More broadly, the new glial view of persistent pain is also changing the way we think about other prevalent pain conditions. Classically viewed peripheral inflammatory pathologies associated with persistent pain, such as rheumatoid arthritis and osteoarthritis, are now being recognized as having previously unexplored central nervous system glial contributions. In these conditions, disease-modifying antirheumatic drugs are successfully blocking the peripheral manifestation of the debilitating diseases. However, clinical data demonstrate that exaggerated and persistent pain continues in the absence of any ongoing disease progression, and recent preclinical rodent studies have demonstrated that this persistent pain has its origins in the central nervous system and can be controlled by glial-targeted therapies. For example, spinal delivery of glial-targeted drugs diminished pain behaviors in rodent models of rheumatoid arthritis and osteoarthritis.8
No one can question that persistent pain is a very complex, multicellular disease state. There is no neuronal loss or profound lesion; the triggering injury or disease has resolved, or never existed peripherally in the first place. As a result, often nothing can be measured histologically or via blood tests, leading some medical professionals to incorrectly tell their patients that “the pain is all in your head.” But the lack of a definitive clinical test for persistent pain does not mean that the condition has no biological basis. Indeed, we now know that an alteration in the homeostasis of multiple cellular systems changes the reactivity of somatosensory pain pathways, causing persistent, unremitting agony. Pain physician and pharmacologist Paul Rolan of the University of Adelaide calls this condition a “cancer of the soul.”

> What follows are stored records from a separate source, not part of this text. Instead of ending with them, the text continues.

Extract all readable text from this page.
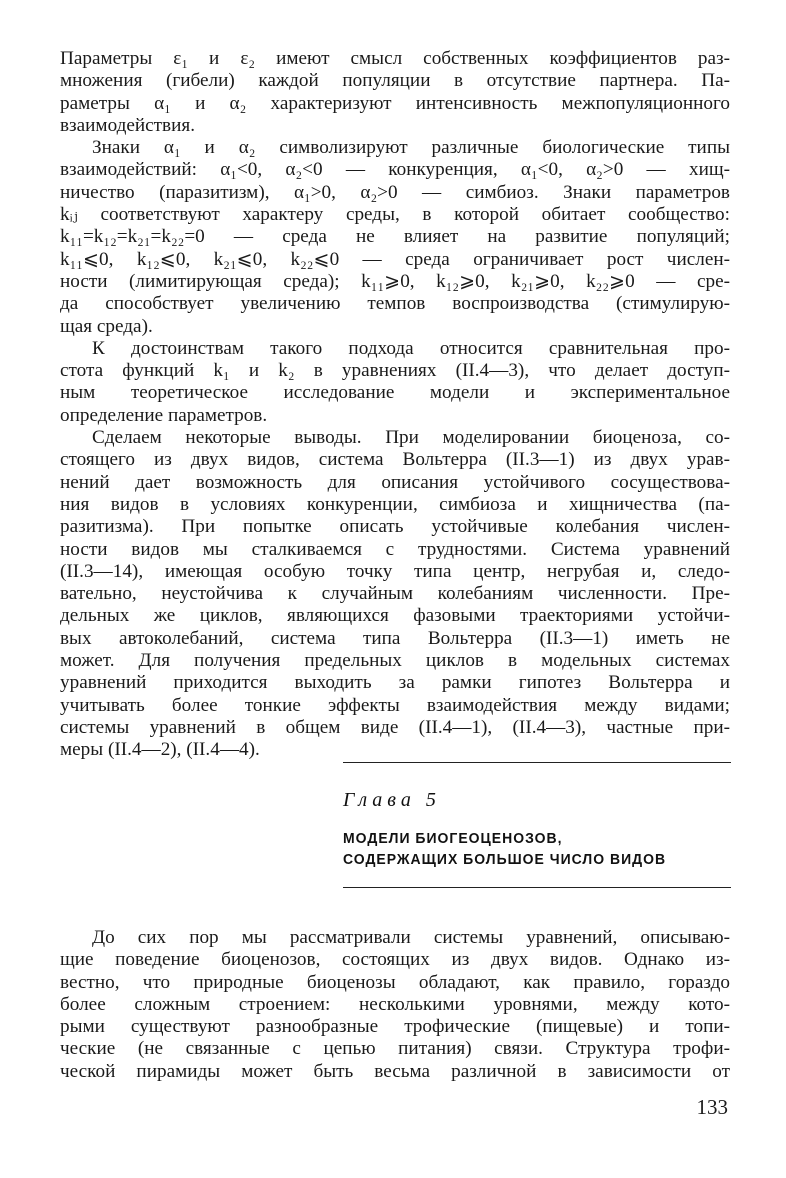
Параметры ε₁ и ε₂ имеют смысл собственных коэффициентов раз-
множения (гибели) каждой популяции в отсутствие партнера. Па-
раметры α₁ и α₂ характеризуют интенсивность межпопуляционного
взаимодействия.
Знаки α₁ и α₂ символизируют различные биологические типы
взаимодействий: α₁<0, α₂<0 — конкуренция, α₁<0, α₂>0 — хищ-
ничество (паразитизм), α₁>0, α₂>0 — симбиоз. Знаки параметров
kᵢⱼ соответствуют характеру среды, в которой обитает сообщество:
k₁₁=k₁₂=k₂₁=k₂₂=0 — среда не влияет на развитие популяций;
k₁₁⩽0, k₁₂⩽0, k₂₁⩽0, k₂₂⩽0 — среда ограничивает рост числен-
ности (лимитирующая среда); k₁₁⩾0, k₁₂⩾0, k₂₁⩾0, k₂₂⩾0 — сре-
да способствует увеличению темпов воспроизводства (стимулирую-
щая среда).
К достоинствам такого подхода относится сравнительная про-
стота функций k₁ и k₂ в уравнениях (II.4—3), что делает доступ-
ным теоретическое исследование модели и экспериментальное
определение параметров.
Сделаем некоторые выводы. При моделировании биоценоза, со-
стоящего из двух видов, система Вольтерра (II.3—1) из двух урав-
нений дает возможность для описания устойчивого сосуществова-
ния видов в условиях конкуренции, симбиоза и хищничества (па-
разитизма). При попытке описать устойчивые колебания числен-
ности видов мы сталкиваемся с трудностями. Система уравнений
(II.3—14), имеющая особую точку типа центр, негрубая и, следо-
вательно, неустойчива к случайным колебаниям численности. Пре-
дельных же циклов, являющихся фазовыми траекториями устойчи-
вых автоколебаний, система типа Вольтерра (II.3—1) иметь не
может. Для получения предельных циклов в модельных системах
уравнений приходится выходить за рамки гипотез Вольтерра и
учитывать более тонкие эффекты взаимодействия между видами;
системы уравнений в общем виде (II.4—1), (II.4—3), частные при-
меры (II.4—2), (II.4—4).
Глава 5
МОДЕЛИ БИОГЕОЦЕНОЗОВ,
СОДЕРЖАЩИХ БОЛЬШОЕ ЧИСЛО ВИДОВ
До сих пор мы рассматривали системы уравнений, описываю-
щие поведение биоценозов, состоящих из двух видов. Однако из-
вестно, что природные биоценозы обладают, как правило, гораздо
более сложным строением: несколькими уровнями, между кото-
рыми существуют разнообразные трофические (пищевые) и топи-
ческие (не связанные с цепью питания) связи. Структура трофи-
ческой пирамиды может быть весьма различной в зависимости от
133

But there is hope. Despite the clinical failures to date, recent breakthroughs point toward new molecular players in the glial-driven persistence of pain, and researchers continue to pursue drugs that target these mechanisms. Along with continued research into the biological basis of persistent pain, these efforts may one day lead to disease-modifying treatments for a painful and costly medical problem.

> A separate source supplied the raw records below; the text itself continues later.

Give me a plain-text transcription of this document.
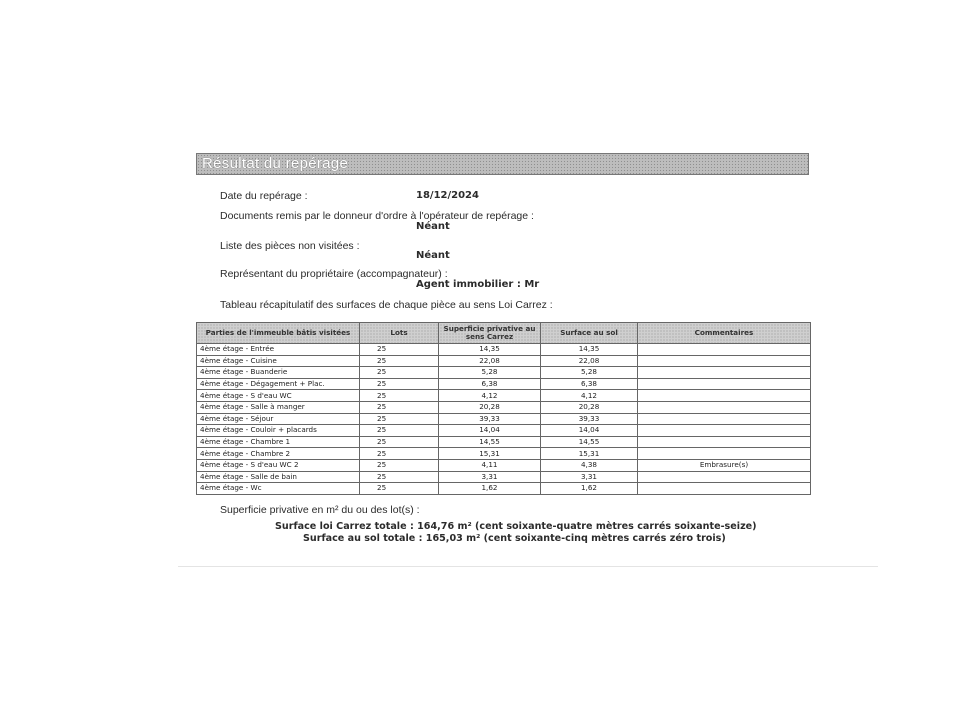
Résultat du repérage
Date du repérage :	18/12/2024
Documents remis par le donneur d'ordre à l'opérateur de repérage :
Néant
Liste des pièces non visitées :
Néant
Représentant du propriétaire (accompagnateur) :
Agent immobilier : Mr
Tableau récapitulatif des surfaces de chaque pièce au sens Loi Carrez :
Parties de l'immeuble bâtis visitées	Lots	Superficie privative au sens Carrez	Surface au sol	Commentaires
4ème étage - Entrée	25	14,35	14,35	
4ème étage - Cuisine	25	22,08	22,08	
4ème étage - Buanderie	25	5,28	5,28	
4ème étage - Dégagement + Plac.	25	6,38	6,38	
4ème étage - S d'eau WC	25	4,12	4,12	
4ème étage - Salle à manger	25	20,28	20,28	
4ème étage - Séjour	25	39,33	39,33	
4ème étage - Couloir + placards	25	14,04	14,04	
4ème étage - Chambre 1	25	14,55	14,55	
4ème étage - Chambre 2	25	15,31	15,31	
4ème étage - S d'eau WC 2	25	4,11	4,38	Embrasure(s)
4ème étage - Salle de bain	25	3,31	3,31	
4ème étage - Wc	25	1,62	1,62	
Superficie privative en m² du ou des lot(s) :
Surface loi Carrez totale : 164,76 m² (cent soixante-quatre mètres carrés soixante-seize)
Surface au sol totale : 165,03 m² (cent soixante-cinq mètres carrés zéro trois)
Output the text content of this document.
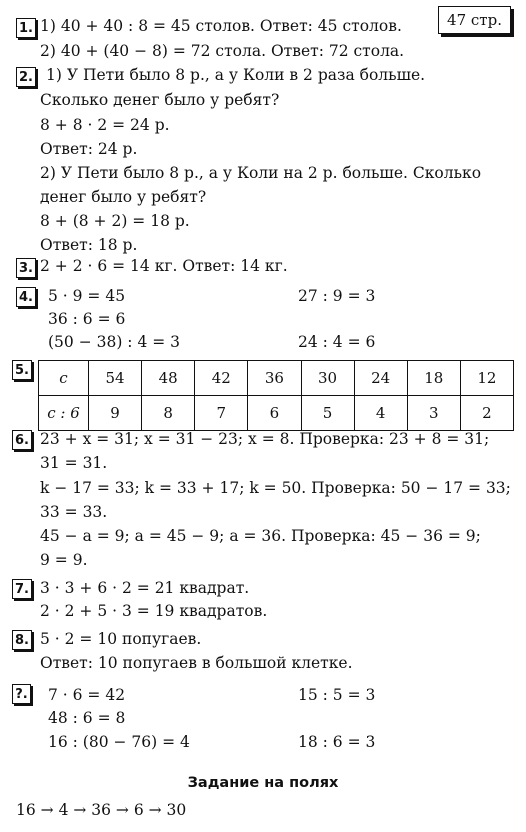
47 стр.
1. 1) 40 + 40 : 8 = 45 столов. Ответ: 45 столов.
2) 40 + (40 − 8) = 72 стола. Ответ: 72 стола.
2. 1) У Пети было 8 р., а у Коли в 2 раза больше.
Сколько денег было у ребят?
8 + 8 · 2 = 24 р.
Ответ: 24 р.
2) У Пети было 8 р., а у Коли на 2 р. больше. Сколько
денег было у ребят?
8 + (8 + 2) = 18 р.
Ответ: 18 р.
3. 2 + 2 · 6 = 14 кг. Ответ: 14 кг.
4. 5 · 9 = 45
36 : 6 = 6
(50 − 38) : 4 = 3
27 : 9 = 3
24 : 4 = 6
5. c	54	48	42	36	30	24	18	12
c : 6	9	8	7	6	5	4	3	2
6. 23 + x = 31; x = 31 − 23; x = 8. Проверка: 23 + 8 = 31;
31 = 31.
k − 17 = 33; k = 33 + 17; k = 50. Проверка: 50 − 17 = 33;
33 = 33.
45 − a = 9; a = 45 − 9; a = 36. Проверка: 45 − 36 = 9;
9 = 9.
7. 3 · 3 + 6 · 2 = 21 квадрат.
2 · 2 + 5 · 3 = 19 квадратов.
8. 5 · 2 = 10 попугаев.
Ответ: 10 попугаев в большой клетке.
?. 7 · 6 = 42
48 : 6 = 8
16 : (80 − 76) = 4
15 : 5 = 3
18 : 6 = 3
Задание на полях
16 → 4 → 36 → 6 → 30
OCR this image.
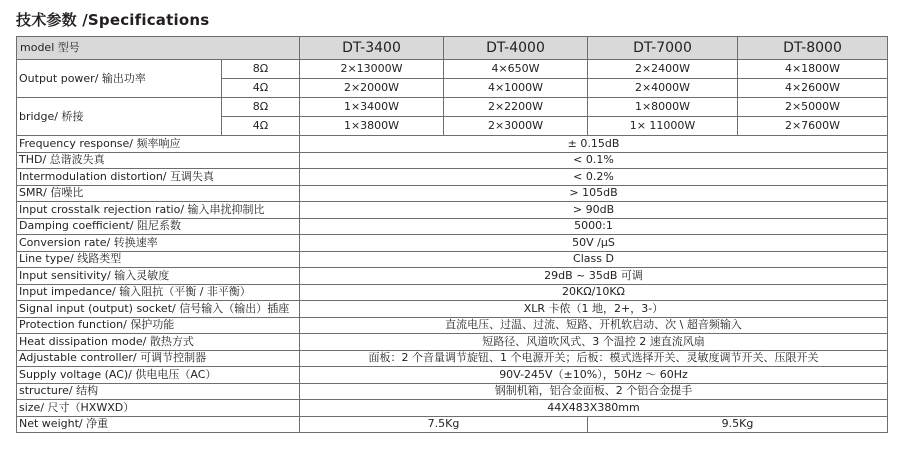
技术参数 /Specifications
model 型号		DT-3400	DT-4000	DT-7000	DT-8000
Output power/ 输出功率	8Ω	2×13000W	4×650W	2×2400W	4×1800W
	4Ω	2×2000W	4×1000W	2×4000W	4×2600W
bridge/ 桥接	8Ω	1×3400W	2×2200W	1×8000W	2×5000W
	4Ω	1×3800W	2×3000W	1× 11000W	2×7600W
Frequency response/ 频率响应		± 0.15dB			
THD/ 总谐波失真		< 0.1%			
Intermodulation distortion/ 互调失真		< 0.2%			
SMR/ 信噪比		> 105dB			
Input crosstalk rejection ratio/ 输入串扰抑制比		> 90dB			
Damping coefficient/ 阻尼系数		5000:1			
Conversion rate/ 转换速率		50V /µS			
Line type/ 线路类型		Class D			
Input sensitivity/ 输入灵敏度		29dB ~ 35dB 可调			
Input impedance/ 输入阻抗（平衡 / 非平衡）		20KΩ/10KΩ			
Signal input (output) socket/ 信号输入（输出）插座		XLR 卡侬（1 地，2+，3-）			
Protection function/ 保护功能		直流电压、过温、过流、短路、开机软启动、次 \ 超音频输入			
Heat dissipation mode/ 散热方式		短路径、风道吹风式、3 个温控 2 速直流风扇			
Adjustable controller/ 可调节控制器		面板：2 个音量调节旋钮、1 个电源开关；后板：模式选择开关、灵敏度调节开关、压限开关			
Supply voltage (AC)/ 供电电压（AC）		90V-245V（±10%），50Hz ～ 60Hz			
structure/ 结构		钢制机箱，铝合金面板、2 个铝合金提手			
size/ 尺寸（HXWXD）		44X483X380mm			
Net weight/ 净重		7.5Kg		9.5Kg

Mark R. Hutchinson is the director of the Australian Research Council Centre of Excellence for Nanoscale BioPhotonics at the University of Adelaide Medical School.
January 2, 2018
"So far, however, glial-targeted treatments have fallen short."
Because PEA does not have Big-Pharma profit potential?
"The money is in the medicine, not in the cure"-Chris Rock
January 9, 2018
It would be interesting to know how alternative remedies for chronic pain, which are consistently reported by chronic pain sufferers to be effective, are going to be included in the research towards finding glial-focused therapies. For example, it would be interesting to look at the effectiveness of cannabinoids in chronic pain therapy, and to see if in fact they have applications in glial activity. The same goes for acupuncture - perhaps what has been considered as crude traditional or psychosomatic therapy could now be deductively evaluated as to its impact on glial function. It may not be necessary to construct new designer drugs at all.